Understand clearly, these are patients whose disease has not progressed to the point of imminent death. The possibility of cure has not been ruled out. Years of productive life are still a possibility, but because they are sick and know it, and have no control over it, they become depressed and dwell on all the problems involved rather than the opportunities that may present themselves. And apparently the fragmentation of the family and social structure of the immediate past has left them with no support from the family that should be cherishing and valuing their life and knowledge and wisdom, and communicating that with them so they understand the value their life has to others.

It is a sign of our present narcissistic culture that the only good in a situation is what might be good (and convenient) for me, and that “dignity” is defined as “doing it MY way,” and that goes for both the patient and the immediate family of the patient.

One of the keys to understanding this issue is in the last quote above. The issue of control, or rather, who is in control, is one that defines man’s pride. Man in his pride wants to be in control (cf. Psalm 2). Translation: man wants to play God with his life. This is the bioethical quandary over euthanasia. As the above instances show, it is usually not a matter of alleviating pain, but of convenience and the all too pragmatic issue of cost.

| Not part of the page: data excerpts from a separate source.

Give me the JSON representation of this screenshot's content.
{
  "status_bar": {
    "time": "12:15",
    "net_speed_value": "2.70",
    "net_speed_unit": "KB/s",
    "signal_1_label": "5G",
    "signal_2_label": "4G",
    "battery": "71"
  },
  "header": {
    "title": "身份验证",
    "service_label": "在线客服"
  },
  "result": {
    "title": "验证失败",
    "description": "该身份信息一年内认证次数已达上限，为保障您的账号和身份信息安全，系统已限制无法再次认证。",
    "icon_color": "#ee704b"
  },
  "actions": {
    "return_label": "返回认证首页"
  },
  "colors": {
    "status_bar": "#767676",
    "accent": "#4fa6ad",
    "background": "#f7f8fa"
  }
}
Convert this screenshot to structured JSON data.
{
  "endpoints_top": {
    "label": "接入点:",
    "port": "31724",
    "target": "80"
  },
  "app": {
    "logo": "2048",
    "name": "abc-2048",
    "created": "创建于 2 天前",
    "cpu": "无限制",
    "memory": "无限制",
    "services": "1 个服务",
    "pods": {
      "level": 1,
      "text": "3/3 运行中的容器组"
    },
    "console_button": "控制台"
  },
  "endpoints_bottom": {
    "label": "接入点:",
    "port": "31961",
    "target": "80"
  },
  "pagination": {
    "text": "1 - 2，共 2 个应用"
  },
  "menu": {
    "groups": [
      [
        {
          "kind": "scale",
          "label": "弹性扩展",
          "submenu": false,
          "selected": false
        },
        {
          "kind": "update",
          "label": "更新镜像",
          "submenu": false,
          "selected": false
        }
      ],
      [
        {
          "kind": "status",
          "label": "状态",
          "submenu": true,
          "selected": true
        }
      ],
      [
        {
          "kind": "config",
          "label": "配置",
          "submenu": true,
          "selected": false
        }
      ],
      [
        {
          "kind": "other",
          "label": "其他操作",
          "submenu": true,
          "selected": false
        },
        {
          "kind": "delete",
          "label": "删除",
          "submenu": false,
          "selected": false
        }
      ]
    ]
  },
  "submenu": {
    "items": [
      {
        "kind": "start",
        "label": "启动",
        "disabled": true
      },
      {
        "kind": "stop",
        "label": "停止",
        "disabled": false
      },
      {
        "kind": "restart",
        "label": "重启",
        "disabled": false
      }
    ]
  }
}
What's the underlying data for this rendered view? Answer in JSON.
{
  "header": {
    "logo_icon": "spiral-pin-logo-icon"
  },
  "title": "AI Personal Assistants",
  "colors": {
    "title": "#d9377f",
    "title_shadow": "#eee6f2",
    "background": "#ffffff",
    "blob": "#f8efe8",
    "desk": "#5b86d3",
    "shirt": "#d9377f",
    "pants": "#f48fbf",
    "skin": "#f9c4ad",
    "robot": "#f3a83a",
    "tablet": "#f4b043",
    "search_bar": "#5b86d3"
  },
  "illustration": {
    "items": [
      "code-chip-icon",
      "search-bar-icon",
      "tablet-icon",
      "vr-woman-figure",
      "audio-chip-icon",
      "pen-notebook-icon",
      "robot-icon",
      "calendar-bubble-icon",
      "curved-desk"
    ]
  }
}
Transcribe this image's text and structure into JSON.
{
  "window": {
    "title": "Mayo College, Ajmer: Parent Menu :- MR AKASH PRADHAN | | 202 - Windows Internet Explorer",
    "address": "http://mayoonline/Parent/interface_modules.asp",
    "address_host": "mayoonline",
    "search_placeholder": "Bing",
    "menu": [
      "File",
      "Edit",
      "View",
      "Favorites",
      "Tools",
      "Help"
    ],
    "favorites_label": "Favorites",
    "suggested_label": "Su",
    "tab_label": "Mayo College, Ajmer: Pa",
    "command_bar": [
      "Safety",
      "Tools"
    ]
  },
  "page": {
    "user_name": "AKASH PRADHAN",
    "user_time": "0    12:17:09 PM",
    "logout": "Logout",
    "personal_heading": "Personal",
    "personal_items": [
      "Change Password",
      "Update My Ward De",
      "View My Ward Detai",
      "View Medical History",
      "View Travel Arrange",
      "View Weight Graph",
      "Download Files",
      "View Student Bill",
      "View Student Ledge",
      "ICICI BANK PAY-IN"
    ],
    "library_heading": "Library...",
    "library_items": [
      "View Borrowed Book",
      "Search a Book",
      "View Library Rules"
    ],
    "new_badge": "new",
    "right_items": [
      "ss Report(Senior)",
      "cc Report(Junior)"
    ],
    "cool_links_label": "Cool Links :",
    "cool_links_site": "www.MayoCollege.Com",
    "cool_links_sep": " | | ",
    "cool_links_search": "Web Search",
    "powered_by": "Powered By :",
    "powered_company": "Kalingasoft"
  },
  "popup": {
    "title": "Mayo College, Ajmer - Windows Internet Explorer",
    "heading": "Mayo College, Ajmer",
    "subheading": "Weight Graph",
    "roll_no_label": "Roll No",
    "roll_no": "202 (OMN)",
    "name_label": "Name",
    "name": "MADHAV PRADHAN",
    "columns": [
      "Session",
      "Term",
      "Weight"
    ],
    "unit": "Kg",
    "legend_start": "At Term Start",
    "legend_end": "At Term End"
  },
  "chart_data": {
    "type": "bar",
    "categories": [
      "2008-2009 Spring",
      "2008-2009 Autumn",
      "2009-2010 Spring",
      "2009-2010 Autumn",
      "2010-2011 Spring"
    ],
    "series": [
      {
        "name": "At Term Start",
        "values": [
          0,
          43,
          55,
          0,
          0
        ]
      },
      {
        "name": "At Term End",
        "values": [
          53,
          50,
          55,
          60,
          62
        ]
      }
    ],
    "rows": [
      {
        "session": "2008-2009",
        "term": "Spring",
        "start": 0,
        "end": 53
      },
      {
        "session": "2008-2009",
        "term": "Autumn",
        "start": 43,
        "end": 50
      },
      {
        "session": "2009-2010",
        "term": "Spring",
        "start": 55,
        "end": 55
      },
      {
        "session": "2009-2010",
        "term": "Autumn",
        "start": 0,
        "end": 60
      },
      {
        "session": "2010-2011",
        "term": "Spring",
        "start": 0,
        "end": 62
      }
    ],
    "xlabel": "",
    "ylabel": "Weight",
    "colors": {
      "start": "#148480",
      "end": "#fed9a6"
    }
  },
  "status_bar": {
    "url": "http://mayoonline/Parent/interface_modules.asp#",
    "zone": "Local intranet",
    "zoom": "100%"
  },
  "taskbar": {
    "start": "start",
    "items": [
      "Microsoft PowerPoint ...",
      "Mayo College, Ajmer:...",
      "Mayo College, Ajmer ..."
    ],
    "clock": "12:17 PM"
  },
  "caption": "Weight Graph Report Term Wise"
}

So, what is this true dignity with which we are exhorted to die? Oxford defines it as “the state or quality of being worthy of honor or respect.” Modern man has translated that into respecting the desire of one who wants to die…and then encouraging them to do so. But tell me, who do you really honor and respect more, someone who gives up and takes the easy way out, or someone who fights the good fight all the way to the end? For whom do you really have more respect, the one who essentially shoves their elderly relative under the rug, seeking to be rid of them as soon as possible so they can get on with their own freakin’ life, or the one who shows the strength of character to live sacrificially, taking care of another without thought of reward and “what’s in it for me?”

Self-centered pride utterly fails to see the benefit of tending to the needs of others and shrivels up into a caricature of what humanity is supposed to be.  Integrity and character of soul degenerate into the slough of selfish ambition when those who are weaker are cast aside.

Consider the young man in this YouTube video.  Born blind, the bean counters would undoubtedly say his quality of life is low.  But is it?  Watch and decide for yourself.

I dare say the quality of life of this young man is vastly greater than those lost souls who decide on the quality of life for others based on mere mathematical formulas divorced from the human reality of those whose lives are in their hands.  And I dare say his father’s life has been unbelievably enriched by his relationship with his son because he has unselfishly given himself to meeting his son’s needs.

My previous conclusion still holds here today and I will again close with it:

Where ultimately is the anchor by which to make such decisions? Only the Bible gives clear guidance on the value of life and on God’s right to make final decisions regarding our life expectancy. He appoints our days. All else is mere human hubris. If the selfish pragmatism noted above comes to rule the day, our society will truly be taking one more step into the oblivion of barbarism and away from true civilization.